Figure 2. 5-HT_1B receptor agonist mimicked the effect of 5-HT on eEPSCs in BLA

A, B) 5-HT_1B receptor agonist CP93129 (10 µM) reduced the amplitude of eEPSCs in cortical pathway, which effect was accompanied by an increase of paired pulse ratio (C, D). E,F) Mixed 5-HT_1B/D agonist sumatriptan (10 µM) reduced the amplitude of eEPSCs in cortical pathway. The decrease of eEPSCs amplitude was associated with increases of PPR (G,H). I,J) In thalamic pathway CP 93129 (10 µM) decreased the amplitude of eEPSCs, which associated with an increase of paired pulse ratio. *,**, p<0.05 and 0.01 respectively vs baseline.

Figure 3. 5-HT_1B antagonist blocked the effect of 5-HT on eEPSCs

Selective 5-HT_1B antagonist GR55562 (20 µM) significantly attenuated the effect of 5-HT (10 µM) on eEPSCs in cortical pathway(A,B).

Figure 4. Effect of 5-HT_1A activation on cortical eEPSCs

A,B) 5-HT_1A agonist 8-OH DPAT slightly increased the amplitude of eEPSCs in cortical pathway. C,D) Blockade of 5-HT_1A receptor with WAY 100635 (1 µM) has no effect on 5-HT (10 µM) inhibition of cortical eEPSCs.

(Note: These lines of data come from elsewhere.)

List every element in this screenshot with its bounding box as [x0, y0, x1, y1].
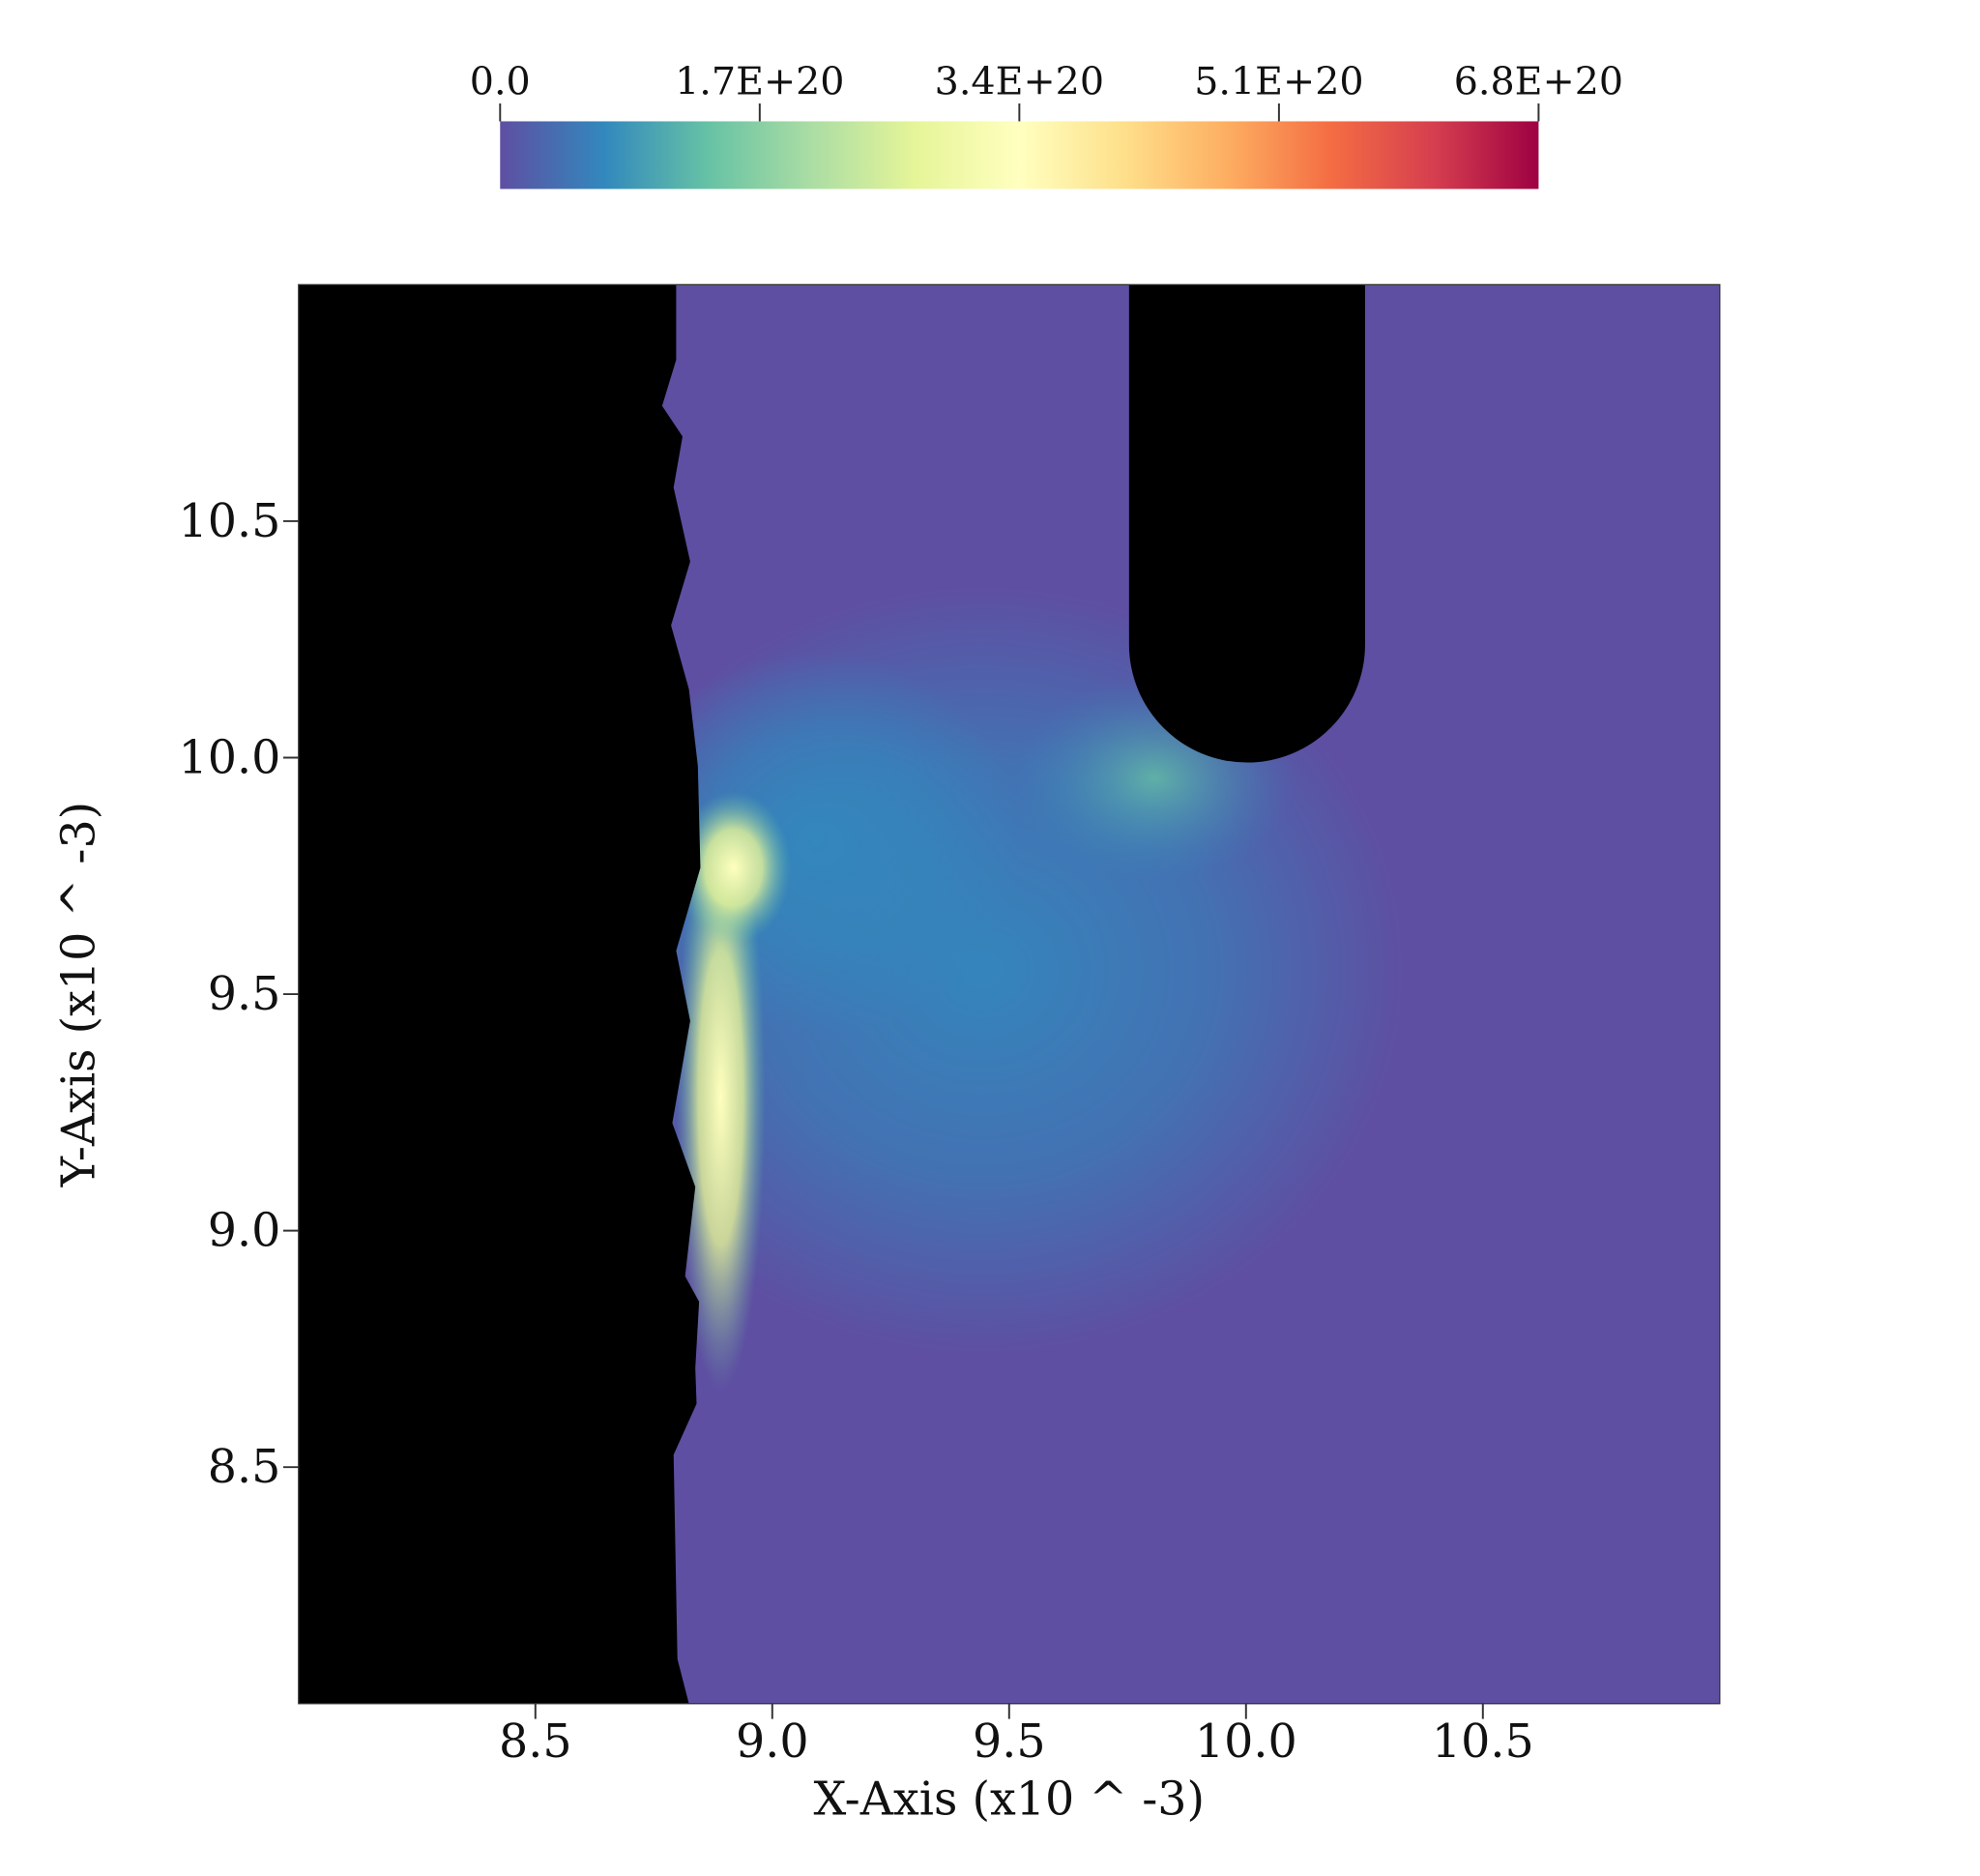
colorbar-tick-label: 1.7E+20 — [675, 60, 844, 104]
field — [298, 284, 1720, 1704]
colorbar-tick-label: 0.0 — [470, 60, 531, 104]
y-tick-label: 8.5 — [208, 1441, 281, 1494]
colorbar-tick-label: 3.4E+20 — [935, 60, 1104, 104]
field-streak — [676, 804, 766, 1392]
field-streak — [676, 791, 792, 945]
y-axis-label: Y-Axis (x10 ^ -3) — [53, 802, 106, 1188]
colorbar — [500, 121, 1539, 190]
y-tick-label: 10.0 — [179, 731, 281, 784]
x-tick-label: 9.0 — [736, 1715, 809, 1769]
x-tick-label: 10.5 — [1432, 1715, 1534, 1769]
solid-region — [298, 284, 701, 1704]
cylinder — [1128, 284, 1365, 763]
y-tick-label: 10.5 — [179, 495, 281, 548]
colorbar-tick-label: 5.1E+20 — [1194, 60, 1363, 104]
x-tick-label: 9.5 — [973, 1715, 1046, 1769]
y-tick-label: 9.5 — [208, 968, 281, 1021]
x-axis-label: X-Axis (x10 ^ -3) — [814, 1773, 1206, 1827]
x-tick-label: 10.0 — [1195, 1715, 1297, 1769]
x-tick-label: 8.5 — [499, 1715, 572, 1769]
colorbar-tick-label: 6.8E+20 — [1454, 60, 1623, 104]
y-tick-label: 9.0 — [208, 1204, 281, 1257]
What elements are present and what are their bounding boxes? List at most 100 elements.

Figure 5. 5-HT₂ receptor antagonists have no effect on 5-HT inhibition of EPSCs in cortical pathway

In the presence of 5-HT_2A antagonist MDL 100907 (10 µM) (A) or non-selective 5-HT₂ antagonist pirenperone (10 µM)(B), 5-HT (10 µM) significantly decreased the amplitude of cortical eEPSCs, which is not different from 5-HT effect in control ACSF (C).